2

From reading Stackoverflow it seems that simply using a UUID for confirming registration via email is bad. Why is that? Why do I need to fancily generate some less random code from a user's data?

The suggested ways seem to be a variant of users data + salt -> hash. When a UUID is used, it always gets hashed. Why is that? There isn't anything to hide or obfuscate, right?

Sorry if this question is stupid.

Right now I am (prototyping) with Python3's UUID builtins. Is there something specially special about them?

Mörkö
  • 211
  • 1
  • 14

1 Answers1

3

The point of email verification is, that someone with malicious intentions is prevented from registering arbitrary email addresses without having access to their respective inboxes (just consider a prankster who wants to sign up a target for daily cat facts, or more sinister signing up someone for a paid email newsletter or spamming their inbox, potentially their work inbox, with explicit content). Thus the confirmation code, which must be cryptographically secure. One important feature of a cryptographically secure confirmation code is, that it can not be predicted or guessed.

This is why UUIDs are not suitable: The main feature of UUIDs is, that a collision is astronomically unlikely.
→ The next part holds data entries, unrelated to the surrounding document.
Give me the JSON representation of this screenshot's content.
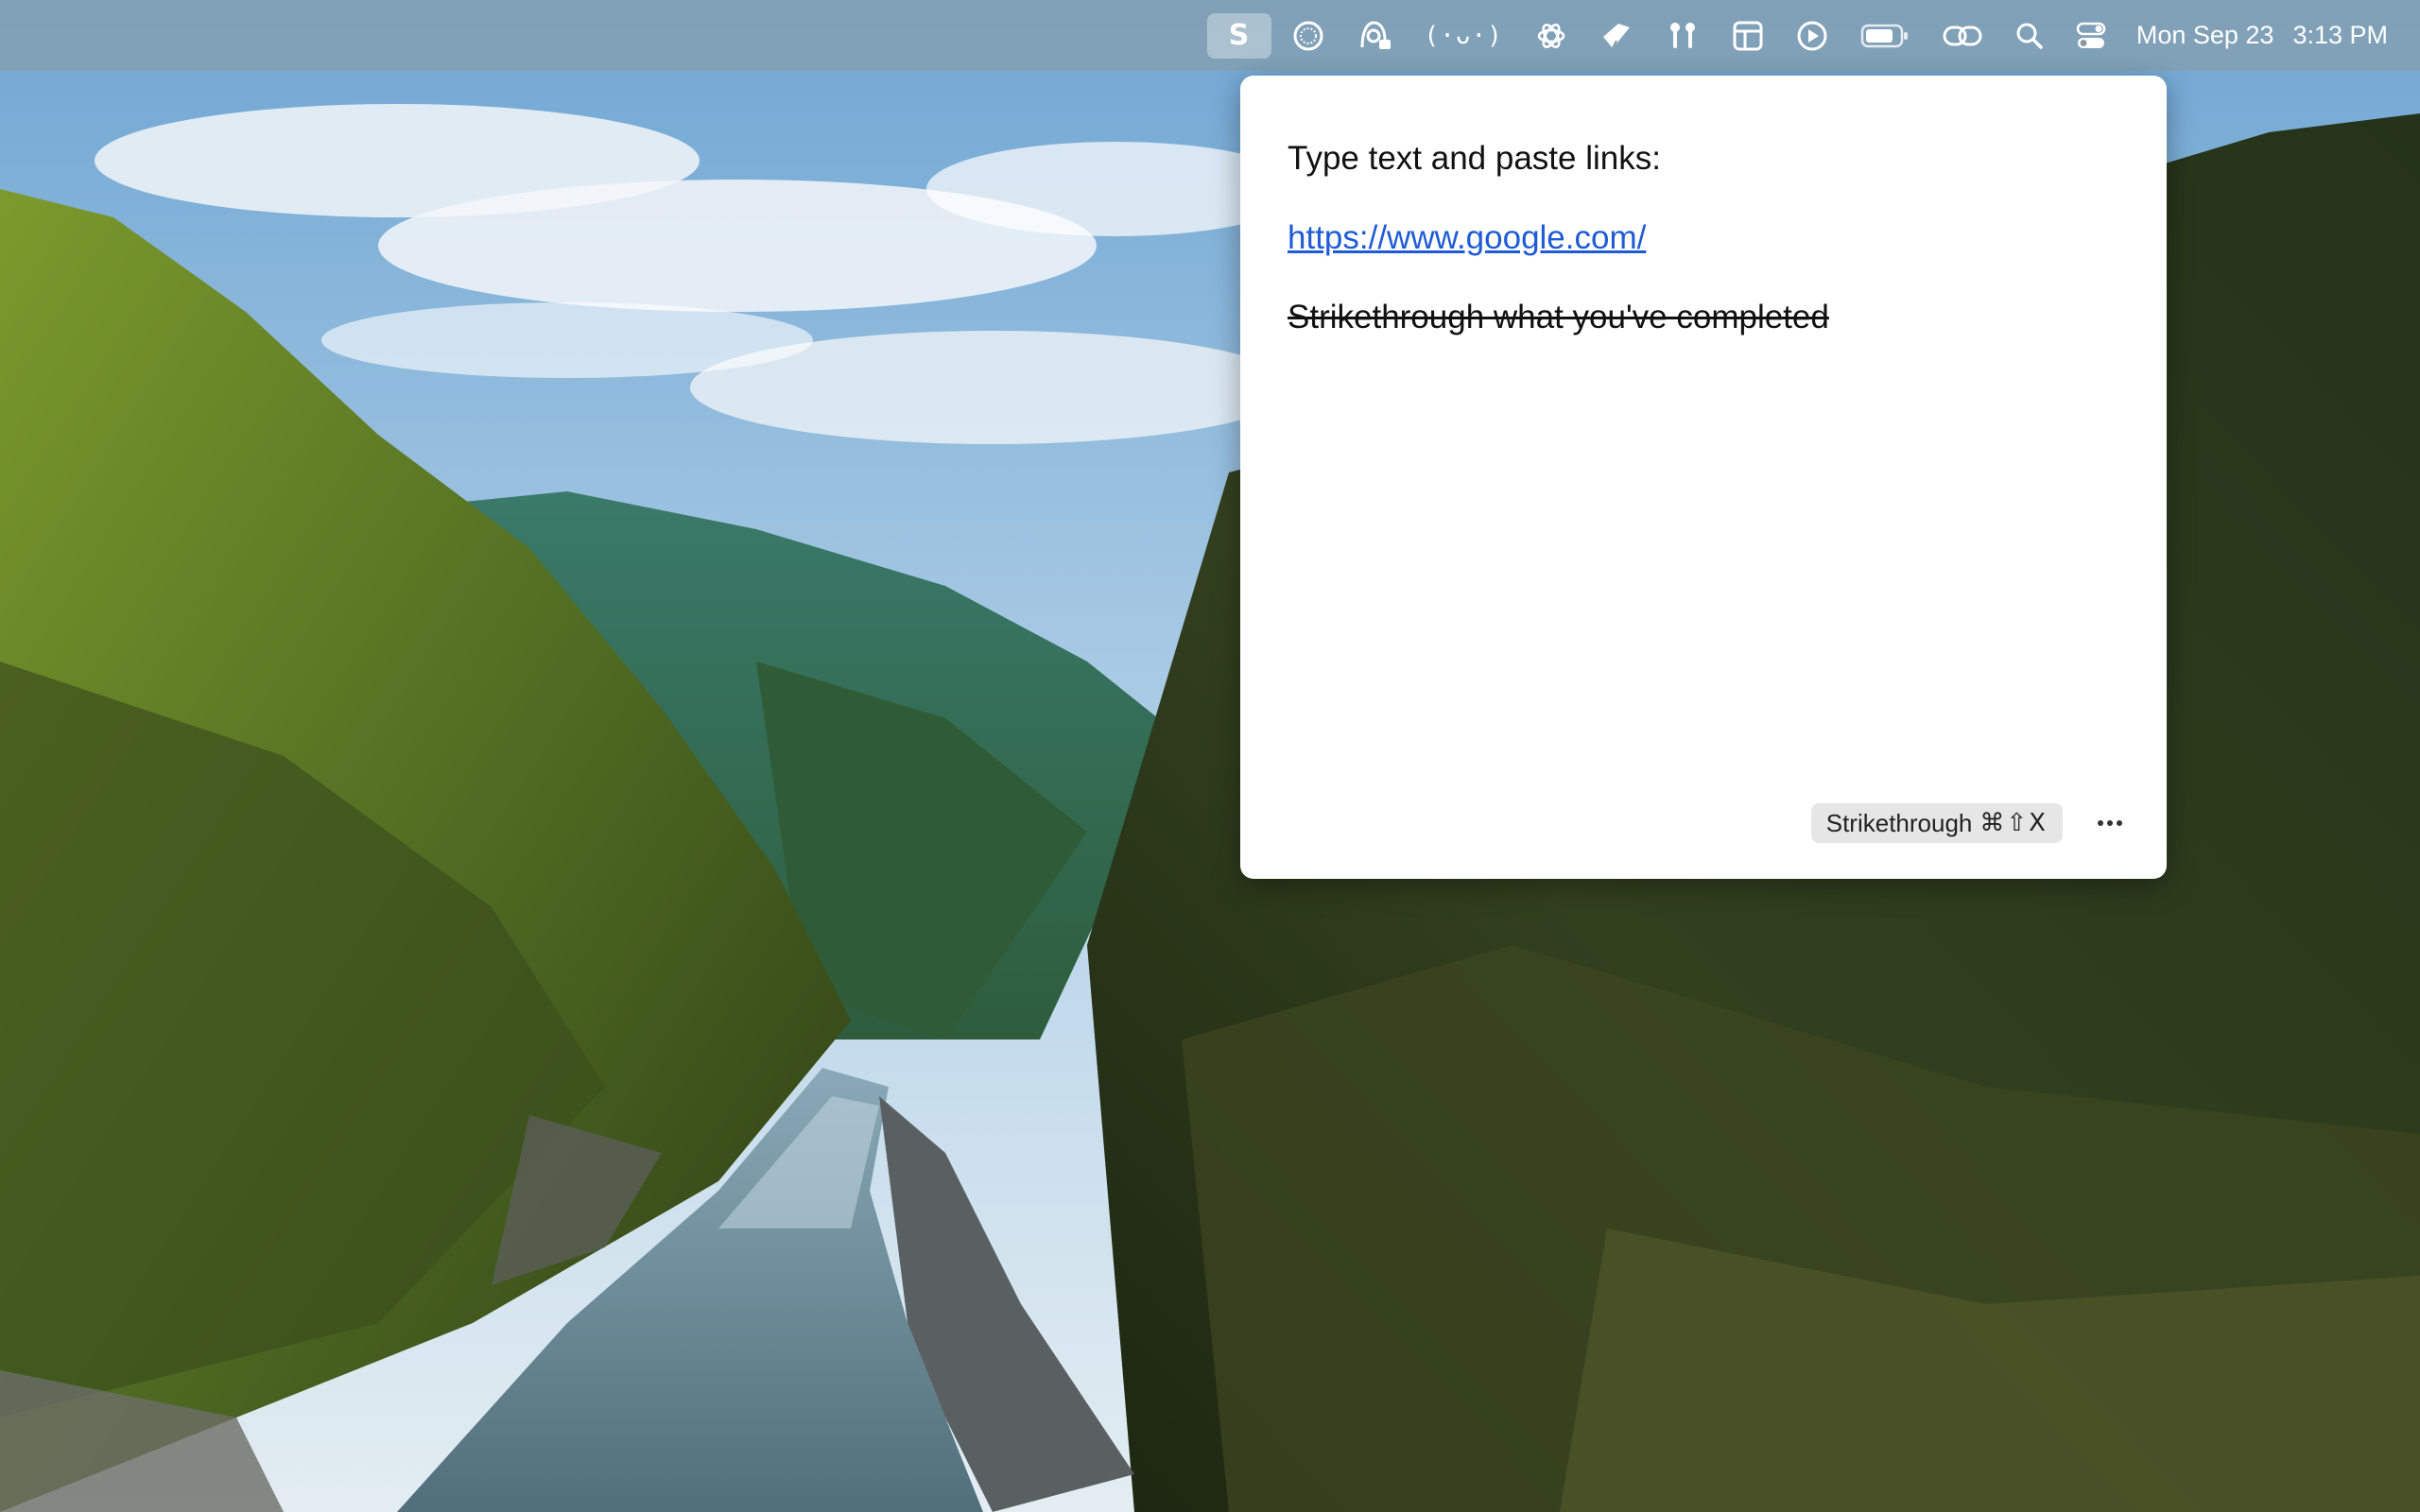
{
  "menubar": {
    "active_app_letter": "S",
    "icons": [
      "s-app-icon",
      "globe-icon",
      "hand-lock-icon",
      "face-glyph-icon",
      "openai-icon",
      "brush-icon",
      "airpods-icon",
      "layout-icon",
      "play-icon",
      "battery-icon",
      "link-icon",
      "search-icon",
      "control-center-icon"
    ],
    "face_glyph": "(·ᴗ·)",
    "date": "Mon Sep 23",
    "time": "3:13 PM"
  },
  "popover": {
    "lines": {
      "intro": "Type text and paste links:",
      "link": "https://www.google.com/",
      "strike": "Strikethrough what you've completed"
    },
    "shortcut": {
      "label": "Strikethrough",
      "keys": "⌘⇧X"
    },
    "more_label": "···"
  },
  "colors": {
    "link": "#1f5bd6",
    "chip_bg": "#e6e6e6",
    "popover_bg": "#ffffff"
  }
}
However the UUID generation algorithm is not designed to not be predictable. Typically a UUID is generated from the generating systems MAC address(es), the time of generation and a few bits of entropy. The MAC address and the time are well determined. The use of a PRNG that's fed simply by PID and time is also perfectly permissible. The whole point of UUIDs is to avoid collisions, not to make them unpredictable or unguessable. For that it suffices to have bits that are unique to the generating system (that never change) and a few bits that prevent this particular system from generating the same UUID twice simply by distributing UUIDs in time, the process generating it and the process internal state.

So if I know which system is going to generate a UUID, i.e. know its MAC addresses, the time at which the UUID is generated, there are only some extra 32 or so bits of entropy that randomize the UUID. And 32 bits simply doesn't cut it, security wise.

Assuming that a confirmation token is valid for 24 hours one can >100 confirmation requests per second and the UUID generator has 32 bits of extra randomness (in addition to time and MAC, which we assume as well known) this gives a 2% chance of finding a valid confirmation UUID.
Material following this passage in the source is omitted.